As this song drifts in my mind, I can’t help but think about how to show an interest in the Charlotte culture when I have so many memories of the past floating in my mind’s eye. Everywhere I look, thoughts race through my brain and make no sense as I try to slow the stream. It’s like I’ve reverted to the days I scribbled notes of madness in the journal given to me by my brother as a gift a few years ago. I can’t help but smile and chuckle a little bit because avoiding the mess of contemplation no matter how hard I try to organize my thoughts is rarely a possibility. The pursuit of fulfilling employment has proven vital the organization of thoughts as I search for a space of my own where I can thrive in finding a voice in literary mumbo jumbo.
Twas the night before…too dated and season specific.
As I find myself sitting…too existential.
In all of my days, one never seemed so…I’m onto something.
Slow movement in the right direction never hurt a soul except for the impatient…closer.
Begin with a J and continue with the medicine of frivolous behavior…so I’m Mary Poppins?
Scribble some notes and be on your way, damned wrinkled thing of a brain!…am I summoning Dr. Seuss?
Make the impossible one of reality’s closest relatives…this requires an intoxicant or two.
Find peace in thy mind, twas there no better time to establish tranquility…no words.

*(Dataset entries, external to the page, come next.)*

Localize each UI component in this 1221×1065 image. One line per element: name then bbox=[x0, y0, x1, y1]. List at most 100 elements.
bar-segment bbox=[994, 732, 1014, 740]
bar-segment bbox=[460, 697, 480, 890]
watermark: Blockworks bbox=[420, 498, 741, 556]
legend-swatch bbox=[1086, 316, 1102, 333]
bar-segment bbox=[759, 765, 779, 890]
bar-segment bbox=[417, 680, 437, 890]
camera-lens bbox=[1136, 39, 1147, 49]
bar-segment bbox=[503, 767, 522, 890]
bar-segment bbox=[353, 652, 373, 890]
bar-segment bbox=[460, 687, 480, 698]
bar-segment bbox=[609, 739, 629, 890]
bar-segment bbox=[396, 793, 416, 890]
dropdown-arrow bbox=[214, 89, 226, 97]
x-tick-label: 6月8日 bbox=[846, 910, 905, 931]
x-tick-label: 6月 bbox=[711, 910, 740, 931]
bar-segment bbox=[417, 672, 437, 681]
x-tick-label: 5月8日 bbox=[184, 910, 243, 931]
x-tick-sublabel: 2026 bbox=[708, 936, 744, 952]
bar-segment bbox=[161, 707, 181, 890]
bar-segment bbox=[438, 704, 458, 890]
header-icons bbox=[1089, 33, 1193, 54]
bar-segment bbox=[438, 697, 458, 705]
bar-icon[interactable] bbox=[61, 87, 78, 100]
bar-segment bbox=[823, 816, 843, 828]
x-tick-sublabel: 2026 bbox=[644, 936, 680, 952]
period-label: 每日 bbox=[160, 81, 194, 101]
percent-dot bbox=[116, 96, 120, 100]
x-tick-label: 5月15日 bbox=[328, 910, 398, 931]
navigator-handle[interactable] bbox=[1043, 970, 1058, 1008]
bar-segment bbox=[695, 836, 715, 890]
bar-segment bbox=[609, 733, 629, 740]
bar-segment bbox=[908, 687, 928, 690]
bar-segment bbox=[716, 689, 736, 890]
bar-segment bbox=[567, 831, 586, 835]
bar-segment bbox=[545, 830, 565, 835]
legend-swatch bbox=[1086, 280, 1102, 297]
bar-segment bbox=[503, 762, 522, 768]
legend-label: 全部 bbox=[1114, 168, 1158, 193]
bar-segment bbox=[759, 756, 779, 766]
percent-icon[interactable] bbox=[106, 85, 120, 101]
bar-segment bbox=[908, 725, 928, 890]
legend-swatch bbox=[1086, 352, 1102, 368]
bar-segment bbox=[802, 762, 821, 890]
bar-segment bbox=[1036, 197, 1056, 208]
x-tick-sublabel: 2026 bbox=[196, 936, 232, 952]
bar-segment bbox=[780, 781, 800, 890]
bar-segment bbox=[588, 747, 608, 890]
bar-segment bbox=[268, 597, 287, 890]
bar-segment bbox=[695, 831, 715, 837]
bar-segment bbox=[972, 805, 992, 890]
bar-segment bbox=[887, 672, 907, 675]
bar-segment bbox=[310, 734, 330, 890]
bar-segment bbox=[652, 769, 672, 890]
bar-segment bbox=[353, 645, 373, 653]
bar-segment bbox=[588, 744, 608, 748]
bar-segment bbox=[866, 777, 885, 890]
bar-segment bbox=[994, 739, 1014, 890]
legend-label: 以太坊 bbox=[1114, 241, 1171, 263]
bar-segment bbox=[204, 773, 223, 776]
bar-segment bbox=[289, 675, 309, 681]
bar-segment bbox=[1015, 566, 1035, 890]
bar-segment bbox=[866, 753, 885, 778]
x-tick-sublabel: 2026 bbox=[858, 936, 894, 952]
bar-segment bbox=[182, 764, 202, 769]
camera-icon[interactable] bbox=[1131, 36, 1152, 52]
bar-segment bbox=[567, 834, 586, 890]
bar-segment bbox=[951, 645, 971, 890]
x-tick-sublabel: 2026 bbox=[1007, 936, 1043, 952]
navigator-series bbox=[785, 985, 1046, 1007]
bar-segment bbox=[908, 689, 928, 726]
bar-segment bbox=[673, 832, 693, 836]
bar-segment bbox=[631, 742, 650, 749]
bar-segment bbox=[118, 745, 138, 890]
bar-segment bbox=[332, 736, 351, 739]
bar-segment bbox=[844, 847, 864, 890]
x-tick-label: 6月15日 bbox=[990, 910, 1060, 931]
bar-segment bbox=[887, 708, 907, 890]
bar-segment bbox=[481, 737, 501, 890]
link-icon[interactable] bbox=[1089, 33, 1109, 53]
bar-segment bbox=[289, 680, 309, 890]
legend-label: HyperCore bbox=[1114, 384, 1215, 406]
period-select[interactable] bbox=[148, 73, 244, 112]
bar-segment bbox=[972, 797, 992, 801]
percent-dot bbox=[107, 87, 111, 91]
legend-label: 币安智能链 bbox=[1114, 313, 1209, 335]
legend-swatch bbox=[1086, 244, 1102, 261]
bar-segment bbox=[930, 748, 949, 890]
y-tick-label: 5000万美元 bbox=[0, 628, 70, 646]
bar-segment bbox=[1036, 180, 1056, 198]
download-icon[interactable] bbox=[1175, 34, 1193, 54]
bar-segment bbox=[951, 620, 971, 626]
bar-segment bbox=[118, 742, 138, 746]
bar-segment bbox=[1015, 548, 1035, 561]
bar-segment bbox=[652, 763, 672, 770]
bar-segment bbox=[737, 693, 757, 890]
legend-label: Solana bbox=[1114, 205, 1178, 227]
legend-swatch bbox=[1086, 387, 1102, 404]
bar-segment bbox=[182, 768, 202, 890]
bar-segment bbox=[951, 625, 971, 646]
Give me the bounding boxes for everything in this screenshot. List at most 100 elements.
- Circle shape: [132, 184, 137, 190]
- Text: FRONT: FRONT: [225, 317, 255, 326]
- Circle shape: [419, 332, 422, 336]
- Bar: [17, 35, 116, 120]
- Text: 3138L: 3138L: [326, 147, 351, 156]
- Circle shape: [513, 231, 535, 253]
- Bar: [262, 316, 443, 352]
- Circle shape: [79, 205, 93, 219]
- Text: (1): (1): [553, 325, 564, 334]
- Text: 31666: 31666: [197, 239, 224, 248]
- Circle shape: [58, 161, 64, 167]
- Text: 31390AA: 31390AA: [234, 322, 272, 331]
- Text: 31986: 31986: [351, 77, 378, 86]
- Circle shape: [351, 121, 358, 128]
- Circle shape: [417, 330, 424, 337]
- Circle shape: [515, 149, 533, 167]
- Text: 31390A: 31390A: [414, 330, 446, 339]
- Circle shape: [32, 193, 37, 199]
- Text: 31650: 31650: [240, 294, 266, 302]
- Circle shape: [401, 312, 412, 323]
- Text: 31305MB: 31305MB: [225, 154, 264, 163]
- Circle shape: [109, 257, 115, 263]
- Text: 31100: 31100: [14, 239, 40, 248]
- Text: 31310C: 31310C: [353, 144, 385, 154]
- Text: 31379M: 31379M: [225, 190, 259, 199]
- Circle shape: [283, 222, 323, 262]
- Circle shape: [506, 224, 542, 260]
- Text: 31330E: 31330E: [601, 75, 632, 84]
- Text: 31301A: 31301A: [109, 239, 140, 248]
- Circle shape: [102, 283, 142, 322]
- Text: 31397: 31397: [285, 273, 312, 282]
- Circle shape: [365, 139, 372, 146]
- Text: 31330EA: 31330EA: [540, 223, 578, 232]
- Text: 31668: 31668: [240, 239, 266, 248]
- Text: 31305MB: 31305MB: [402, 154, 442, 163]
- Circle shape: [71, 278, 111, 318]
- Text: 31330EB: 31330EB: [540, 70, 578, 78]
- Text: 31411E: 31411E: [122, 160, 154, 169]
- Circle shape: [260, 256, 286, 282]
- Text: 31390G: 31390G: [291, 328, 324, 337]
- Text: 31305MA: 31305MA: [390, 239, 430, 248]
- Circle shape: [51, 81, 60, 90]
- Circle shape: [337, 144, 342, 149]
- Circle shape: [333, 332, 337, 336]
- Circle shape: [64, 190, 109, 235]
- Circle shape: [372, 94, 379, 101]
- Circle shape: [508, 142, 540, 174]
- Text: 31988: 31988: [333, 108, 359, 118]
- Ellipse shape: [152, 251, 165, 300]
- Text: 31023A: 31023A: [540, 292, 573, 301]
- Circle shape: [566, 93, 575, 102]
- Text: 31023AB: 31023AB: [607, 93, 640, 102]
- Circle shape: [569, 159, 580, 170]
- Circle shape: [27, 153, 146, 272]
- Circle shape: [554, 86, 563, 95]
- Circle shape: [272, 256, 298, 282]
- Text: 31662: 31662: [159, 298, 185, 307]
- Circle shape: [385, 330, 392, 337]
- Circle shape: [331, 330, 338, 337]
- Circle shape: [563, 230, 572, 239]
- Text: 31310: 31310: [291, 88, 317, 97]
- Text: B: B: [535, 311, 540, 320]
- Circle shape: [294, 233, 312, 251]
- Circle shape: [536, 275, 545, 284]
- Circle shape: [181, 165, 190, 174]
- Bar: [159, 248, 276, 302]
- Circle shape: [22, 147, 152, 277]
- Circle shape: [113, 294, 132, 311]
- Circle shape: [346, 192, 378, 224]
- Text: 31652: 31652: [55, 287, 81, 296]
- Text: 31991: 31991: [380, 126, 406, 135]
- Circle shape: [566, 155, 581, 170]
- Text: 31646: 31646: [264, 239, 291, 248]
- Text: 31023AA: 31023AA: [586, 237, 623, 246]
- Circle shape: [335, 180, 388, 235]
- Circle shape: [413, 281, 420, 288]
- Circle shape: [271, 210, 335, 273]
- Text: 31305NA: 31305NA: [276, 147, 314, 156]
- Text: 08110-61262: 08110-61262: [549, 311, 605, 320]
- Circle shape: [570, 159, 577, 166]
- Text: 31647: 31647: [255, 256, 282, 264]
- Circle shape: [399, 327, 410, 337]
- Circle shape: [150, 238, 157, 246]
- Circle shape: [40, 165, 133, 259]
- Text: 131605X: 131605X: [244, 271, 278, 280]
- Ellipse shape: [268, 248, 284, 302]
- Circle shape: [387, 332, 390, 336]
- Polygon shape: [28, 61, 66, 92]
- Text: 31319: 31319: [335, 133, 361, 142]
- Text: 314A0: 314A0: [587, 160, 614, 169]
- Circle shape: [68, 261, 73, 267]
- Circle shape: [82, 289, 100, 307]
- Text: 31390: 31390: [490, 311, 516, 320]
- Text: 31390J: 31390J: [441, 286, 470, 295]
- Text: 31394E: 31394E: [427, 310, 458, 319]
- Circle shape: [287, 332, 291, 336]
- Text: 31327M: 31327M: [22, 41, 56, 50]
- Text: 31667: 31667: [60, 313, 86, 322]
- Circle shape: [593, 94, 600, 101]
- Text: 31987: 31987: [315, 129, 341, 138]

After taking stabs at a few voices, I find the challenge awkward, redundant, silly and occasionally enlightening. A balance must be required when trying to rationalize diction, tone, speed and clarity in addition to making characters move through time and space. I wonder though, as I sit in a room with a partial view of the buildings of Charlotte and a rather intrusive view of a living space encased by pink windows, why does this difficulty seem most imperative to resolve during moments of uncertainty, restlessness and debauchery?